3 -Kiracıya Veya Birlikte Yaşadığı Eşine Ait Konutun Oturmaya Elverişli Olması

Yasa hükmünde kiracının veya birlikte yaşadığı eşinin, “oturmaya elverişli” bir konutu bulunması gerektiği ifade edilmiştir. Konutun oturmaya elverişli olup olmaması hem konutun fiziksel yapısı gibi objektif hem de kiracının aile hayatı, nüfus adeti, sosyal hayatı, sağlık durumu gibi subjektif unsurlar göz önünde bulundurularak tespit edilir. Örneğin kirada oturan bir ailenin konutunun bulunduğu apartman asansörsüz ise ve ailede felçli bir kişinin varlığı söz konusu ise sahip oldukları konut elverişli bir konut değildir.

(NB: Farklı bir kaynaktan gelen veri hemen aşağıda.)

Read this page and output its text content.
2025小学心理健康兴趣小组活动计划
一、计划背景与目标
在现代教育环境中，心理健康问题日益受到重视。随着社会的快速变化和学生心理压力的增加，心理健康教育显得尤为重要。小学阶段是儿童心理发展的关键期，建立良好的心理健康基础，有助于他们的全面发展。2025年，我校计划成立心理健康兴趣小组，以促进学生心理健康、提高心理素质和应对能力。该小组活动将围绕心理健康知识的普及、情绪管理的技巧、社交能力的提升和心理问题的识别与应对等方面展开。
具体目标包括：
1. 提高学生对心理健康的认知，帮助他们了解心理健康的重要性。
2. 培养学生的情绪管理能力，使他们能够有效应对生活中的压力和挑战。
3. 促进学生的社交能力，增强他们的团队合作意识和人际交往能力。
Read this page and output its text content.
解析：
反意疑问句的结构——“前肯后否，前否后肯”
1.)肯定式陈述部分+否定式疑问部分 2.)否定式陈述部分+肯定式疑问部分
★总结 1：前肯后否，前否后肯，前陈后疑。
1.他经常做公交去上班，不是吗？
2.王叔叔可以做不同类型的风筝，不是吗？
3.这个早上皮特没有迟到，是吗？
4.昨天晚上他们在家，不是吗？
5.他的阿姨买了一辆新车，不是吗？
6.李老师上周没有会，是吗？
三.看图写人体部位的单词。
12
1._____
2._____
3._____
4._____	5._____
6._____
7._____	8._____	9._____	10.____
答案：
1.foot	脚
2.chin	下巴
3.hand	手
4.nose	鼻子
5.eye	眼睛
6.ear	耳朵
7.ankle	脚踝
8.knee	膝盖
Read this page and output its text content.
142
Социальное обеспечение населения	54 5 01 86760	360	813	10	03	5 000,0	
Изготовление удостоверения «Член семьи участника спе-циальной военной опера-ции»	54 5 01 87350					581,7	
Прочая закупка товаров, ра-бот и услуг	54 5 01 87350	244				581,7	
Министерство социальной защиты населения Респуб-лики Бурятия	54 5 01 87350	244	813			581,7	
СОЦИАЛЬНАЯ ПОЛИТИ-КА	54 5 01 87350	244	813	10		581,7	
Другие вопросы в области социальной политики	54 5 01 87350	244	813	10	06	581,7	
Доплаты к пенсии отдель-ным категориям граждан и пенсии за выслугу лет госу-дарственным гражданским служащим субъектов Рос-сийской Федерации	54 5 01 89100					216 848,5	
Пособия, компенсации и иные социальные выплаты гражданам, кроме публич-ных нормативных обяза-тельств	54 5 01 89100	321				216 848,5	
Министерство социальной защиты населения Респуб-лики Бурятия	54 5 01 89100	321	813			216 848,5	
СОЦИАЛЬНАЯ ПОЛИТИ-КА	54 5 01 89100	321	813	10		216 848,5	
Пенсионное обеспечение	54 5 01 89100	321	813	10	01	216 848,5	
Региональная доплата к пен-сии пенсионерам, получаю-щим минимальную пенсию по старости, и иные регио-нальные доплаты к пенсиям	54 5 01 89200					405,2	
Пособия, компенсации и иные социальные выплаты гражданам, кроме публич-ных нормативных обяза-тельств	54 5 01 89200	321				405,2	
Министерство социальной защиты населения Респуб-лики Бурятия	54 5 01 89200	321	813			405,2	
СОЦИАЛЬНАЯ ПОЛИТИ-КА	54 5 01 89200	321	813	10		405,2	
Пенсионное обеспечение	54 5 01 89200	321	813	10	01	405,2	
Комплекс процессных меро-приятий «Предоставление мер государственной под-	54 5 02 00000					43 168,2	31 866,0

“Mahallinde yapılan keşiflerde bu dairenin çok küçük iki oda ve bir salon, duşlu WC ile mutfaktan ibaret toplam 40 m² kullanma alanlı olduğu, normal olarak bir ailenin kullanımına yeterli bulunmadığı anlaşılmıştır. Aynı şehir ve belediye sınırları içinde konutu bulunmaktan ötürü tahliye istenebilmesi için, davalıya ait konutun objektif şekilde oturulabilir vasıf ve şartları haiz olması, davalının sübjektif durumunda uygun oturulabilir olması gerekir.” Yargıtay, 6. HD, 04.03.1988 tarih ve E. 1987/15292, K. 1988/3263 sayılı kararı.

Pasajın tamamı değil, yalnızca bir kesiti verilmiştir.